Когда уже четвертый нищий пришел ко мне с ложной информацией и протянул руку за флорином, я разгадал маневр Ромео. Он был хитер и умен, и в других обстоятельствах я бы даже порадовался за своего кузена и восхитился его сообразительностью, но не сегодня.

Когда этот нищий бормотал свою версию того, где находится мой кузен, он не только избегал моего взгляда, что было понятно и ожидаемо, но и теребил без конца свой грязный кошель, привязанный к веревке, которая заменяла ему пояс. Я слушал его рассказ рассеянно, сосредоточив внимание на его пальцах. Они двигались безостановочно, они дергались, они суетились…

И я все понял.

Выхватив кинжал, от чего Бальтазар изумленно охнул и отшатнулся, я взмахнул им быстро и точно. Не ради крови – ради денег. Я разрезал пополам его кошель, и из него тут же выпал и покатился по мостовой золотой флорин.

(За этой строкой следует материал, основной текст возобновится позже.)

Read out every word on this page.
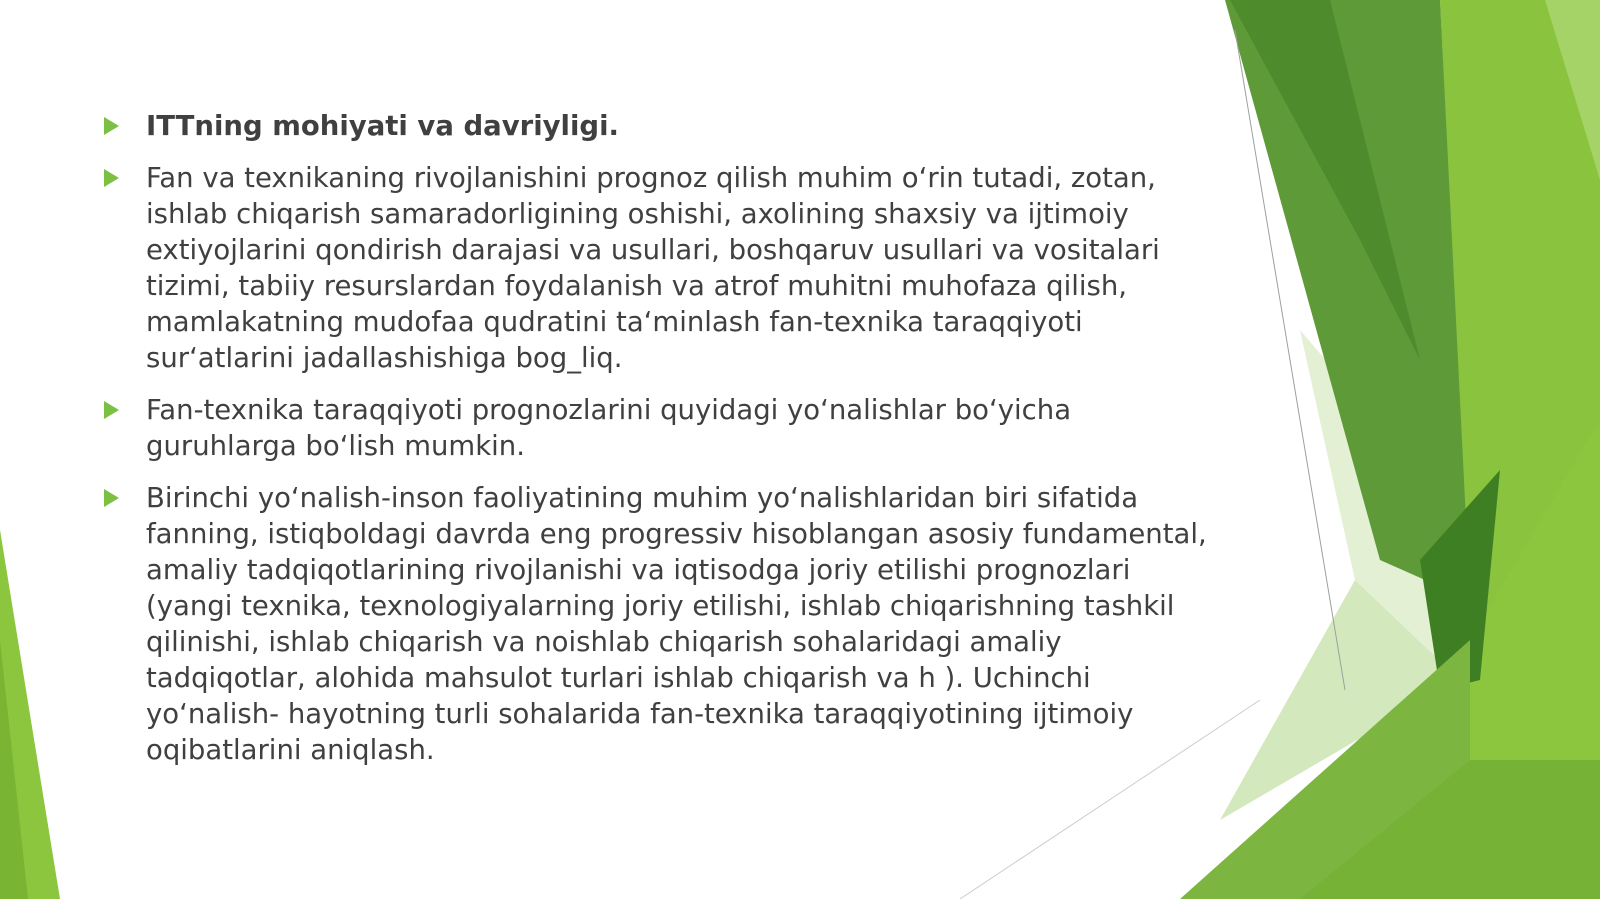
ITTning mohiyati va davriyligi.
Fan va texnikaning rivojlanishini prognoz qilish muhim o‘rin tutadi, zotan, ishlab chiqarish samaradorligining oshishi, axolining shaxsiy va ijtimoiy extiyojlarini qondirish darajasi va usullari, boshqaruv usullari va vositalari tizimi, tabiiy resurslardan foydalanish va atrof muhitni muhofaza qilish, mamlakatning mudofaa qudratini ta‘minlash fan-texnika taraqqiyoti sur‘atlarini jadallashishiga bog_liq.
Fan-texnika taraqqiyoti prognozlarini quyidagi yo‘nalishlar bo‘yicha guruhlarga bo‘lish mumkin.
Birinchi yo‘nalish-inson faoliyatining muhim yo‘nalishlaridan biri sifatida fanning, istiqboldagi davrda eng progressiv hisoblangan asosiy fundamental, amaliy tadqiqotlarining rivojlanishi va iqtisodga joriy etilishi prognozlari (yangi texnika, texnologiyalarning joriy etilishi, ishlab chiqarishning tashkil qilinishi, ishlab chiqarish va noishlab chiqarish sohalaridagi amaliy tadqiqotlar, alohida mahsulot turlari ishlab chiqarish va h ). Uchinchi yo‘nalish- hayotning turli sohalarida fan-texnika taraqqiyotining ijtimoiy oqibatlarini aniqlash.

– Ты давал ему деньги, Бальтазар? – спросил я, пока ошарашенный нищий пытался поймать монету.

– Да нет, синьор, зачем же? Мы же не знаем, правду ли он говорит.

– Значит, ему дал их кто-то другой.

Когда нищий наконец ухватил монету своими трясущимися пальцами, я схватил его за грязные косматые волосы и пригнул его голову почти до земли:

– Мой кузен заплатил тебе, не так ли? Он знал, что я делаю. Он дал тебе золотой и велел обмануть меня, так?

– Пожалуйста, синьор, пожалуйста, я всего лишь бедный человек, я никого не хотел обидеть… я только сделал так, как мне велели. – Он скрючился, цепко сжимая грязными худыми пальцами монету, и хотя мне хотелось пнуть его, я только отшвырнул его от себя и брезгливо вытер руки платком, надеясь, что его вши не успели перескочить на меня.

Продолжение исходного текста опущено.